Die Schmachtattacken (die Bewussten) halten sich heute in Grenzen. Der Satz: 'heute rauche ich nicht' kommt glasklar.
Der Satz direkt nach der Arbeit: 'boah, jetzt eine Rauchen' auch ... aber wenn ich ihn wahrnehme, da sein lasse, dann geht er heute auch einfach weiter.
Das Forum tut gut. Hat es bei jedem Start, egal ob ich 'nur' mitgelesen habe oder auch was geschrieben.

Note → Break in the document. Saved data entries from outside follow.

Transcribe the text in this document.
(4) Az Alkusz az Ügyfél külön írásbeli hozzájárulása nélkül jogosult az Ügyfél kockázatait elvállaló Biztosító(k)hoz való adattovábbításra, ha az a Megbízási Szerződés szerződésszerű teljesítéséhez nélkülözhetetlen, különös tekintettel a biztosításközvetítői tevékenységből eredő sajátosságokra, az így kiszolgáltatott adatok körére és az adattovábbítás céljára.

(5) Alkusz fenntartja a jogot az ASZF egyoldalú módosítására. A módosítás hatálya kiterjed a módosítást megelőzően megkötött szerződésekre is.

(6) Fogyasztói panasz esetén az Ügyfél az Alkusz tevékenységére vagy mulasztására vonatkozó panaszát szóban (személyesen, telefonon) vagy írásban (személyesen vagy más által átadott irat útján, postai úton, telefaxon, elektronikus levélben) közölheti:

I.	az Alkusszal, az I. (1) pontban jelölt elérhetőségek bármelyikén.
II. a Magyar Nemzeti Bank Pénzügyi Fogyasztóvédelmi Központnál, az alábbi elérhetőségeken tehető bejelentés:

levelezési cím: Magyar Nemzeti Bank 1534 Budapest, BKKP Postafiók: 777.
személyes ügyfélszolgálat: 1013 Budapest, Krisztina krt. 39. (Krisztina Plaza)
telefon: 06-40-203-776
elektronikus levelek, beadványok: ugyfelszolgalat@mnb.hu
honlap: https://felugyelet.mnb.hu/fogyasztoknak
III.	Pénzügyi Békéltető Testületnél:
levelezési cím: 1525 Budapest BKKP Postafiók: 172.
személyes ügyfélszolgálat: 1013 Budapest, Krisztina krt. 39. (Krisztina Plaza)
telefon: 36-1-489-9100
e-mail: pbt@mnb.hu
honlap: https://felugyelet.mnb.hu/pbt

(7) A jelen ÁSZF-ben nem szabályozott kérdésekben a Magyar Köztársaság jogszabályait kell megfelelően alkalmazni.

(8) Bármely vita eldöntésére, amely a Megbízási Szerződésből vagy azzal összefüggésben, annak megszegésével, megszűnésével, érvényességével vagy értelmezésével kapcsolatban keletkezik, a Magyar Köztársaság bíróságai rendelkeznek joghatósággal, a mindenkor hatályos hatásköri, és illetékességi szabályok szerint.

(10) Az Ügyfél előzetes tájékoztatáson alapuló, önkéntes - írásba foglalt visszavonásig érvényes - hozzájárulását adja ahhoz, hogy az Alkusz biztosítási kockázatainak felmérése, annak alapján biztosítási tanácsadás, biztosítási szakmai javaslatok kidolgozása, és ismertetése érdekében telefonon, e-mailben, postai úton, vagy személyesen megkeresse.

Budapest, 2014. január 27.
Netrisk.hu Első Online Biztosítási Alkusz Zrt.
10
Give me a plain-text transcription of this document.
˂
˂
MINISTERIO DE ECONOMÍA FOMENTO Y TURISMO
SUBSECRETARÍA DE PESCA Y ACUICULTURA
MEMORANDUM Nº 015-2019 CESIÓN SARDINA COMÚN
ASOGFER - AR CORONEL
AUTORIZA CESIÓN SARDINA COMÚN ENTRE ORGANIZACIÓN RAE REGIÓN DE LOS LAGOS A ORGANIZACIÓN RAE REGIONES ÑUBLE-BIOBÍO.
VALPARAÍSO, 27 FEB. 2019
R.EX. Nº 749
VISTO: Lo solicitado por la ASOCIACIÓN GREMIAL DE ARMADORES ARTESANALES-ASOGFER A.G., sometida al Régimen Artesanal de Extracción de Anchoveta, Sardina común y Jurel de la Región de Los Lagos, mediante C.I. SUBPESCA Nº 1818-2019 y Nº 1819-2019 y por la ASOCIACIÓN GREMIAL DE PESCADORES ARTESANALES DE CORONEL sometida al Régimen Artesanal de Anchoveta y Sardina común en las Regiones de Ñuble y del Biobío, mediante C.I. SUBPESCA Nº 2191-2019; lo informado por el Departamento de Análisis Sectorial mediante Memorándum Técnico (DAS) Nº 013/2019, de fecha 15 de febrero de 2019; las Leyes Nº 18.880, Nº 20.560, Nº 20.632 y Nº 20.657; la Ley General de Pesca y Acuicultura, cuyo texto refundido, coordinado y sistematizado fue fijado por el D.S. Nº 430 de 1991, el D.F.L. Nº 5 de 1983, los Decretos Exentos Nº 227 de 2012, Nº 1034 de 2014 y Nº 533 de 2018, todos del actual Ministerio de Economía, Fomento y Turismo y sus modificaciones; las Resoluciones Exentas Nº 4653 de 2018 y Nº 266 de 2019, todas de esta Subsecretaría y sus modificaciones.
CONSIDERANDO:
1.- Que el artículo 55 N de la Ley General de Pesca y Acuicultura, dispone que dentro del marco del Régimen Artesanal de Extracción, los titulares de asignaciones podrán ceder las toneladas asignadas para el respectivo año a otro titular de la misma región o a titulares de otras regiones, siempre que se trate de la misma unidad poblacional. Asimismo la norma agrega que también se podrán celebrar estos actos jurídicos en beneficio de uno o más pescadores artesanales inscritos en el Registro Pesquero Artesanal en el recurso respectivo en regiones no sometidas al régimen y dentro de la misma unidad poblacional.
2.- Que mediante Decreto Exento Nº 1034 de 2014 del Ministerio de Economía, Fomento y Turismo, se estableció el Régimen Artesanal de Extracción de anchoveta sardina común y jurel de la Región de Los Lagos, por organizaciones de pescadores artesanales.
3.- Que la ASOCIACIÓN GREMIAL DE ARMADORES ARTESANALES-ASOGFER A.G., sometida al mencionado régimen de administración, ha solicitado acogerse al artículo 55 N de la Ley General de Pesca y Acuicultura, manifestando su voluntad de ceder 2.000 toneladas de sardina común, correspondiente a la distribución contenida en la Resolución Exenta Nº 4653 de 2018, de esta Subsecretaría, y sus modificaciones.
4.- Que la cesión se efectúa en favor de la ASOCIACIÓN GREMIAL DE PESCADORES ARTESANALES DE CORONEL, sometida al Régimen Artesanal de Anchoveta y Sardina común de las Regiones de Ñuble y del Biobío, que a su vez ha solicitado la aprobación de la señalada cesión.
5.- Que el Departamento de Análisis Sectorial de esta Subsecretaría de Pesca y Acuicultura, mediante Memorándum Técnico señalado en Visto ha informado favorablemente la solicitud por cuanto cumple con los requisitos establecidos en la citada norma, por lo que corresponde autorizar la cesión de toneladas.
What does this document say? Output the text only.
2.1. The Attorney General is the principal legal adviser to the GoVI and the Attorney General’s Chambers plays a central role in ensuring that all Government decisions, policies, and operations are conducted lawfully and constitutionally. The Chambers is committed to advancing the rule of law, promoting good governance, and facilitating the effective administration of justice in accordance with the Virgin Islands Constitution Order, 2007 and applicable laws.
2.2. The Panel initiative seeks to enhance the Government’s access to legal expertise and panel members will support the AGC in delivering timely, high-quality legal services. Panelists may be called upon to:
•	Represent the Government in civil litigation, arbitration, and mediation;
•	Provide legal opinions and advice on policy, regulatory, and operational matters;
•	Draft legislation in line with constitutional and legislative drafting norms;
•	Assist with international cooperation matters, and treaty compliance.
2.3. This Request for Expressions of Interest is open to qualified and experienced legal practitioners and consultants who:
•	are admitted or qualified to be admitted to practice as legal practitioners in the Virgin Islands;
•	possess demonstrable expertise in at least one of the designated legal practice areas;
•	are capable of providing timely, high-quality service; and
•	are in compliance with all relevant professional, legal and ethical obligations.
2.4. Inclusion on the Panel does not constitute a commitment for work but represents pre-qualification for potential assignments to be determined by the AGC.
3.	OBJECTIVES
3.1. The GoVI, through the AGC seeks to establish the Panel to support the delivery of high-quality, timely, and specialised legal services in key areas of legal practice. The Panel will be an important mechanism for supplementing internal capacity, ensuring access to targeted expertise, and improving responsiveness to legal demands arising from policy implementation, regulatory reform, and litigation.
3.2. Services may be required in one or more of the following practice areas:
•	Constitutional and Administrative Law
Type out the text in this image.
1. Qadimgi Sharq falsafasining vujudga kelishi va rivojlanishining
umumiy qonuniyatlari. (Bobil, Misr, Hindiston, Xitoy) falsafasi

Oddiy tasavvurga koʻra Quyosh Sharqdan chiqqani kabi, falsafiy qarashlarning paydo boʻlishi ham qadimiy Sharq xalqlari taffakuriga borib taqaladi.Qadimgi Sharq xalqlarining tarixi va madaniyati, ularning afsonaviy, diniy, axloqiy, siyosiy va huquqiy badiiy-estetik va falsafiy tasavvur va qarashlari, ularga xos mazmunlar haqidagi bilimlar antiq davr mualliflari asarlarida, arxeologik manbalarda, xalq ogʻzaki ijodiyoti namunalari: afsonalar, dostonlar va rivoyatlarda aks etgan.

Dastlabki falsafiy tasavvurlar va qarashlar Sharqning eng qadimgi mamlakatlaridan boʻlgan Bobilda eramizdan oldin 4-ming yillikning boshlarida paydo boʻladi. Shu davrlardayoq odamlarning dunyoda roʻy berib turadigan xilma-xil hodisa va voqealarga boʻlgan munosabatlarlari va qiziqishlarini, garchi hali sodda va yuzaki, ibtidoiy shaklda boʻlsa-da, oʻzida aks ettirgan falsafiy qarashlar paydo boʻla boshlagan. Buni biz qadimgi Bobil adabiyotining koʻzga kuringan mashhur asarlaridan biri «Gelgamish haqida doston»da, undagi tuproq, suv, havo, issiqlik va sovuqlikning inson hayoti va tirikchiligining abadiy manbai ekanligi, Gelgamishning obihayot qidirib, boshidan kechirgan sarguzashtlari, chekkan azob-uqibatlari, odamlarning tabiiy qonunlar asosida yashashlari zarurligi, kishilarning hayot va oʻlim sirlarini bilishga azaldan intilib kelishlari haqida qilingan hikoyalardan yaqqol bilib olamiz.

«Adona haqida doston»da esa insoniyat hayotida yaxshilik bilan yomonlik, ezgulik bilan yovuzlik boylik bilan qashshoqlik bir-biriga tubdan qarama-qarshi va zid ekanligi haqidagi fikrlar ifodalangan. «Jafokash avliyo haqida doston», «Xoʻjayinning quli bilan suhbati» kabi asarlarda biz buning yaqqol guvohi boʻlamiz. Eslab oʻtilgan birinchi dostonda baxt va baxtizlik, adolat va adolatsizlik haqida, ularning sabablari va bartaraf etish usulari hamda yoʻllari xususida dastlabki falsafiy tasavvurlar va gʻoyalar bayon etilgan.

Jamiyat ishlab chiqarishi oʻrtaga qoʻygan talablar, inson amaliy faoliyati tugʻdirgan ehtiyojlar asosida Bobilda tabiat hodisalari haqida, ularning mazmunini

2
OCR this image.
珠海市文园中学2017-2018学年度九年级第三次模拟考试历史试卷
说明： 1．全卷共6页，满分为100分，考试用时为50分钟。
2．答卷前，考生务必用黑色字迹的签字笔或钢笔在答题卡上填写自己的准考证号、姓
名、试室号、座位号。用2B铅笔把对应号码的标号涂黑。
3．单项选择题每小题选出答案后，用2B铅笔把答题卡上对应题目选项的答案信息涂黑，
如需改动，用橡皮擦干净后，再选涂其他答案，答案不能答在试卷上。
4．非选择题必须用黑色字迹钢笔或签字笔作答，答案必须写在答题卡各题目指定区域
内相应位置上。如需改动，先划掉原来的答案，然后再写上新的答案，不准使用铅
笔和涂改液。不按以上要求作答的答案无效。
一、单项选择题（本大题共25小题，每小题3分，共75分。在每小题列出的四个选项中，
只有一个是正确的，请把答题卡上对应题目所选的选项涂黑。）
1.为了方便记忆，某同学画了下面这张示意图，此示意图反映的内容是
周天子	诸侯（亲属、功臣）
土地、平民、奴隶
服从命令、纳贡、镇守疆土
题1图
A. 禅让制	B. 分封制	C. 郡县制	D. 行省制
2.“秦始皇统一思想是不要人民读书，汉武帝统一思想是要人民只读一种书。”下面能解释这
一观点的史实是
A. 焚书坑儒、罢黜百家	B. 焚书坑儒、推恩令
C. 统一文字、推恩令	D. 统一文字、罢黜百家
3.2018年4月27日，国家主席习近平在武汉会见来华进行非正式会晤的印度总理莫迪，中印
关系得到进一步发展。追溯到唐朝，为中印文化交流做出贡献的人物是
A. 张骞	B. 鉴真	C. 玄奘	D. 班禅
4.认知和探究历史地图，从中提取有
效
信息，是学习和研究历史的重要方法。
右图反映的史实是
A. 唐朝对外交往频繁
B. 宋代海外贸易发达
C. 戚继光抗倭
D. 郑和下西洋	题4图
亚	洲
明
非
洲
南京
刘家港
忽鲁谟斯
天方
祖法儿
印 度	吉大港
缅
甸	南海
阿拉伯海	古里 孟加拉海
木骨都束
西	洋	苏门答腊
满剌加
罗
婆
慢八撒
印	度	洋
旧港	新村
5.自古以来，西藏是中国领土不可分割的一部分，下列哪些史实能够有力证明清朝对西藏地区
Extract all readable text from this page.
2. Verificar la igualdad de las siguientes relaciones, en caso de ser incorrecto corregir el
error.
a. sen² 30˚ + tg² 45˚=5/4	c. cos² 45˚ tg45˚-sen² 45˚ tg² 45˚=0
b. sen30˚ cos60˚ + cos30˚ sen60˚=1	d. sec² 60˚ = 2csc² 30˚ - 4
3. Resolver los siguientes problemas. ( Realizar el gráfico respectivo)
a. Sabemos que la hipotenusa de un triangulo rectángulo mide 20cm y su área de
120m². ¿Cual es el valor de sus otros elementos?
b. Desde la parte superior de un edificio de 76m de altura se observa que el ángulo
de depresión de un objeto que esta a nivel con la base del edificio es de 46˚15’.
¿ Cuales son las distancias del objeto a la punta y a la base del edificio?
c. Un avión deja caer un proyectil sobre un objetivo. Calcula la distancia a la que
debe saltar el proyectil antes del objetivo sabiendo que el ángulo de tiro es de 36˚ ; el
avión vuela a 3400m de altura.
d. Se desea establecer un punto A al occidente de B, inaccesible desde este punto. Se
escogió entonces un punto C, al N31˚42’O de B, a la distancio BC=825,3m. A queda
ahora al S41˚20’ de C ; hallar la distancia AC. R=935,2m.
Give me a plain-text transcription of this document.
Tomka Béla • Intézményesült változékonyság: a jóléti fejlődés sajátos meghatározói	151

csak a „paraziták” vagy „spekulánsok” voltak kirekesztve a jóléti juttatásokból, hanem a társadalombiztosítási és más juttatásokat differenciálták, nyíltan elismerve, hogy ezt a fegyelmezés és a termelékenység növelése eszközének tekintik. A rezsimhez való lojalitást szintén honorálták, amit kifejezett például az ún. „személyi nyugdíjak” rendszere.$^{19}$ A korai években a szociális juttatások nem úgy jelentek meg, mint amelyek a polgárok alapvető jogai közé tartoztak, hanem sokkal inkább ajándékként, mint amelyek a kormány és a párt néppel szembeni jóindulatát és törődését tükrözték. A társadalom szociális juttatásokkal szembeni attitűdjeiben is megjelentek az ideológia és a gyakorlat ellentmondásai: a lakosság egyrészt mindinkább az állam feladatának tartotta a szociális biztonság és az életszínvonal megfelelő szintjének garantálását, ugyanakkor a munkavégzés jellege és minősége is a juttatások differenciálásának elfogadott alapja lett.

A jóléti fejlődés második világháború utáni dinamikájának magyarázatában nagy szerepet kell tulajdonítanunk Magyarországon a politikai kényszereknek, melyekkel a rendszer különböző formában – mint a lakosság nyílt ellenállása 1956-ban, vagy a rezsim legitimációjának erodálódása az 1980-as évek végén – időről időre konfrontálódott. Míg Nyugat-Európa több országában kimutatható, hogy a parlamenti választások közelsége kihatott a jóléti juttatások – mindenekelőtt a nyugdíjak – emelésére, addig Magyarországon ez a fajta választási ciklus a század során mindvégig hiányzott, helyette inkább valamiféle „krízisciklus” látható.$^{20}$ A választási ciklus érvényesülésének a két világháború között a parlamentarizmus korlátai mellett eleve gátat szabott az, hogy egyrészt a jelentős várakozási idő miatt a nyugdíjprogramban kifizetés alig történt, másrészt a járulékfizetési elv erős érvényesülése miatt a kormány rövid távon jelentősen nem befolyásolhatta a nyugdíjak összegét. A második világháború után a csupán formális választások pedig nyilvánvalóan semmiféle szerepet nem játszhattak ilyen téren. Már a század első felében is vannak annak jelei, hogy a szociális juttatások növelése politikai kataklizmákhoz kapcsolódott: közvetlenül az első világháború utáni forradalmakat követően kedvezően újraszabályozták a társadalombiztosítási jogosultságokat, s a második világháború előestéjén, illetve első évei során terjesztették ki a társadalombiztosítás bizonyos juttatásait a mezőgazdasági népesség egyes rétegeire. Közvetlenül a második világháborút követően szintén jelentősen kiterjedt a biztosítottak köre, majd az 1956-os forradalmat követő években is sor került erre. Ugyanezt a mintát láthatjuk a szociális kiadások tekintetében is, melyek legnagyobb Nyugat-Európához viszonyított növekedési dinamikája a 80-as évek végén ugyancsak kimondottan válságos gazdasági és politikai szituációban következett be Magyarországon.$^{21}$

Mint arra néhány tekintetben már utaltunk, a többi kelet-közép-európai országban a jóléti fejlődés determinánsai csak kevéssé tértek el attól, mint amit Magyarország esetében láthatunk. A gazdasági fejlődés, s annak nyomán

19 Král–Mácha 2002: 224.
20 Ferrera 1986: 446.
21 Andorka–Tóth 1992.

Aber nach wenigen Wochen hab ich das Forum immer wieder 'liegenlassen' im Alltagstrubel.
Das beschäftigt mich gerade. Wann da der Kipppunkt ist und weshalb...
ein Thema ist vielleicht, dass ich mich immer relativ schnell 'sicher' gefühlt hab: 'ich weiß, dass ich aufhören kann'.
Aber dabei zu bleiben und sich jeden Tag wieder dafür zu entscheiden, das ist meine Herausforderung.
Warum ich dabei bleiben will:
Rauchen tut meinem Körper nicht gut und hat negative Begleiterscheinungen wie Gestank und Ähnliches.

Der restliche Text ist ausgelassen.